Guide
Apache Flink explained
A card swipe in Tokyo should update a fraud score before the receipt prints — not after tomorrow's batch job finishes. Apache Flink is the open-source stream processor built for that latency class: it processes events record-by-record, maintains keyed state across millions of accounts, windows by when the transaction actually happened, and recovers from node failures without double-charging or dropping alerts. Born at TU Berlin and now governed by the Apache Software Foundation, Flink powers real-time analytics at Alibaba, Uber, Netflix, and mid-size teams running on Kubernetes or managed Confluent Cloud. This guide covers Flink's JobManager and TaskManager architecture, the DataStream and Table APIs, event time and watermarks, checkpoints and exactly-once semantics, Kafka connectors, a Harbor Fleet fraud-detection worked example, an engine decision table, common pitfalls, and a production checklist alongside our stream processing overview, Kafka guide, and Spark guide.

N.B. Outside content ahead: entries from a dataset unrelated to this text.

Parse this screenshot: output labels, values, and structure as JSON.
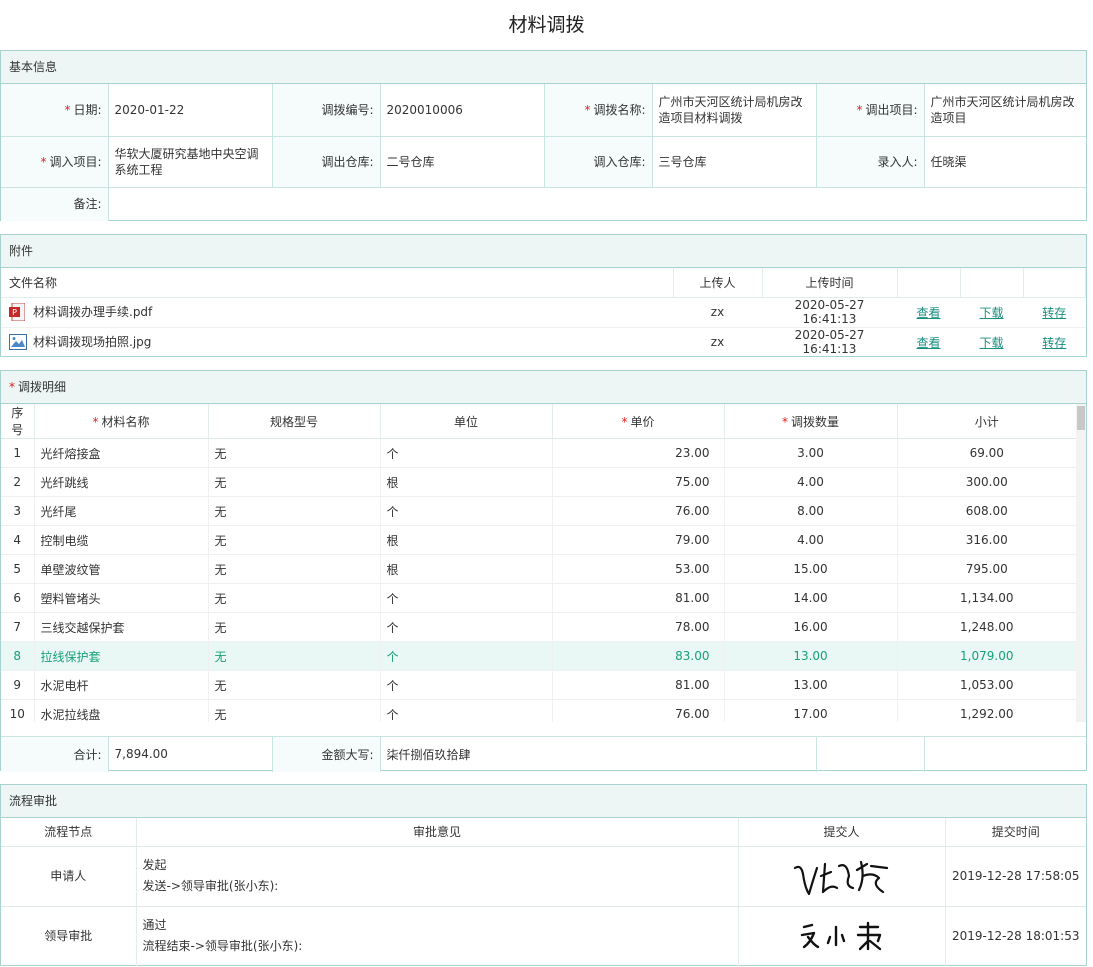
{
  "title": "材料调拨",
  "basic": {
    "header": "基本信息",
    "date_label": "日期:",
    "date": "2020-01-22",
    "no_label": "调拨编号:",
    "no": "2020010006",
    "name_label": "调拨名称:",
    "name": "广州市天河区统计局机房改造项目材料调拨",
    "out_project_label": "调出项目:",
    "out_project": "广州市天河区统计局机房改造项目",
    "in_project_label": "调入项目:",
    "in_project": "华软大厦研究基地中央空调系统工程",
    "out_wh_label": "调出仓库:",
    "out_wh": "二号仓库",
    "in_wh_label": "调入仓库:",
    "in_wh": "三号仓库",
    "recorder_label": "录入人:",
    "recorder": "任晓渠",
    "remark_label": "备注:",
    "remark": ""
  },
  "attachments": {
    "header": "附件",
    "col_name": "文件名称",
    "col_uploader": "上传人",
    "col_time": "上传时间",
    "view_label": "查看",
    "download_label": "下载",
    "transfer_label": "转存",
    "files": [
      {
        "name": "材料调拨办理手续.pdf",
        "icon": "pdf-icon",
        "uploader": "zx",
        "time": "2020-05-27 16:41:13"
      },
      {
        "name": "材料调拨现场拍照.jpg",
        "icon": "image-icon",
        "uploader": "zx",
        "time": "2020-05-27 16:41:13"
      }
    ]
  },
  "detail": {
    "header": "调拨明细",
    "cols": {
      "no": "序号",
      "name": "材料名称",
      "spec": "规格型号",
      "unit": "单位",
      "price": "单价",
      "qty": "调拨数量",
      "subtotal": "小计"
    },
    "rows": [
      {
        "no": "1",
        "name": "光纤熔接盒",
        "spec": "无",
        "unit": "个",
        "price": "23.00",
        "qty": "3.00",
        "subtotal": "69.00"
      },
      {
        "no": "2",
        "name": "光纤跳线",
        "spec": "无",
        "unit": "根",
        "price": "75.00",
        "qty": "4.00",
        "subtotal": "300.00"
      },
      {
        "no": "3",
        "name": "光纤尾",
        "spec": "无",
        "unit": "个",
        "price": "76.00",
        "qty": "8.00",
        "subtotal": "608.00"
      },
      {
        "no": "4",
        "name": "控制电缆",
        "spec": "无",
        "unit": "根",
        "price": "79.00",
        "qty": "4.00",
        "subtotal": "316.00"
      },
      {
        "no": "5",
        "name": "单壁波纹管",
        "spec": "无",
        "unit": "根",
        "price": "53.00",
        "qty": "15.00",
        "subtotal": "795.00"
      },
      {
        "no": "6",
        "name": "塑料管堵头",
        "spec": "无",
        "unit": "个",
        "price": "81.00",
        "qty": "14.00",
        "subtotal": "1,134.00"
      },
      {
        "no": "7",
        "name": "三线交越保护套",
        "spec": "无",
        "unit": "个",
        "price": "78.00",
        "qty": "16.00",
        "subtotal": "1,248.00"
      },
      {
        "no": "8",
        "name": "拉线保护套",
        "spec": "无",
        "unit": "个",
        "price": "83.00",
        "qty": "13.00",
        "subtotal": "1,079.00"
      },
      {
        "no": "9",
        "name": "水泥电杆",
        "spec": "无",
        "unit": "个",
        "price": "81.00",
        "qty": "13.00",
        "subtotal": "1,053.00"
      },
      {
        "no": "10",
        "name": "水泥拉线盘",
        "spec": "无",
        "unit": "个",
        "price": "76.00",
        "qty": "17.00",
        "subtotal": "1,292.00"
      }
    ],
    "total_label": "合计:",
    "total": "7,894.00",
    "amount_cn_label": "金额大写:",
    "amount_cn": "柒仟捌佰玖拾肆"
  },
  "approval": {
    "header": "流程审批",
    "cols": {
      "node": "流程节点",
      "opinion": "审批意见",
      "submitter": "提交人",
      "time": "提交时间"
    },
    "rows": [
      {
        "node": "申请人",
        "opinion": "发起",
        "route": "发送->领导审批(张小东):",
        "signature": "handwritten-signature-1",
        "time": "2019-12-28 17:58:05"
      },
      {
        "node": "领导审批",
        "opinion": "通过",
        "route": "流程结束->领导审批(张小东):",
        "signature": "handwritten-signature-2",
        "time": "2019-12-28 18:01:53"
      }
    ]
  },
  "colors": {
    "accent": "#1a8f7f",
    "border": "#a9d3cf",
    "header_bg": "#edf6f5",
    "required": "#e02020",
    "highlight_row": "#e9f7f5"
  }
}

What Flink is — and what it is not
Flink is a distributed stream processing engine where the primary abstraction is an unbounded sequence of records. Batch jobs are a special case: Flink reads a bounded dataset as a finite stream and applies the same operators. That unification means one API, one optimizer, and one runtime for both nightly backfills and sub-second alerting.

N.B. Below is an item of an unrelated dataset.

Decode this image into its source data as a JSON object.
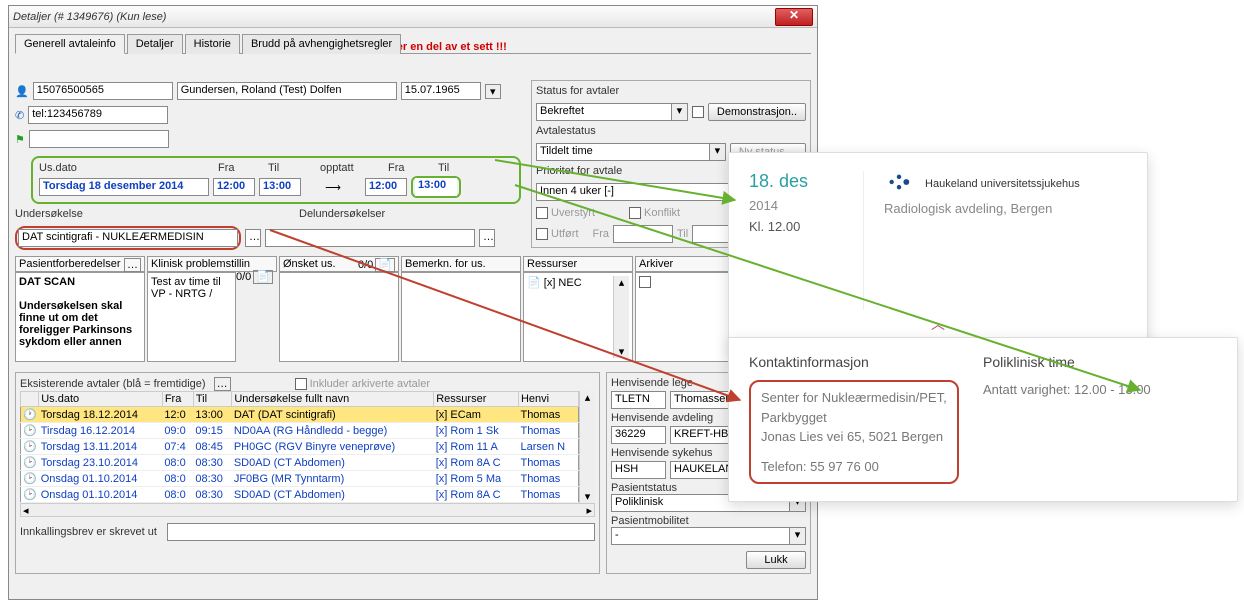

Flink is not a message broker like Kafka — it consumes from brokers and writes to sinks; it does not durably store your event log. Nor is it a batch warehouse engine like Spark optimized for scanning terabytes of Parquet with Catalyst SQL — though Flink SQL can read lake tables for hybrid pipelines. Flink wins when stateful, low-latency logic must run continuously: sessionization, stream-stream joins with time bounds, complex event processing, and incremental materialized views.
Core concepts
- Stream — unbounded (or bounded) sequence of events with timestamps and optional keys.
- Operator — map, filter, keyBy, window, join — transforms one or more streams.
- Keyed state — per-key counters, lists, maps stored in RocksDB or on-heap memory.
- Checkpoint — consistent snapshot of operator state and Kafka offsets for fault recovery.
- Watermark — signal that events with timestamp < t are unlikely to arrive late.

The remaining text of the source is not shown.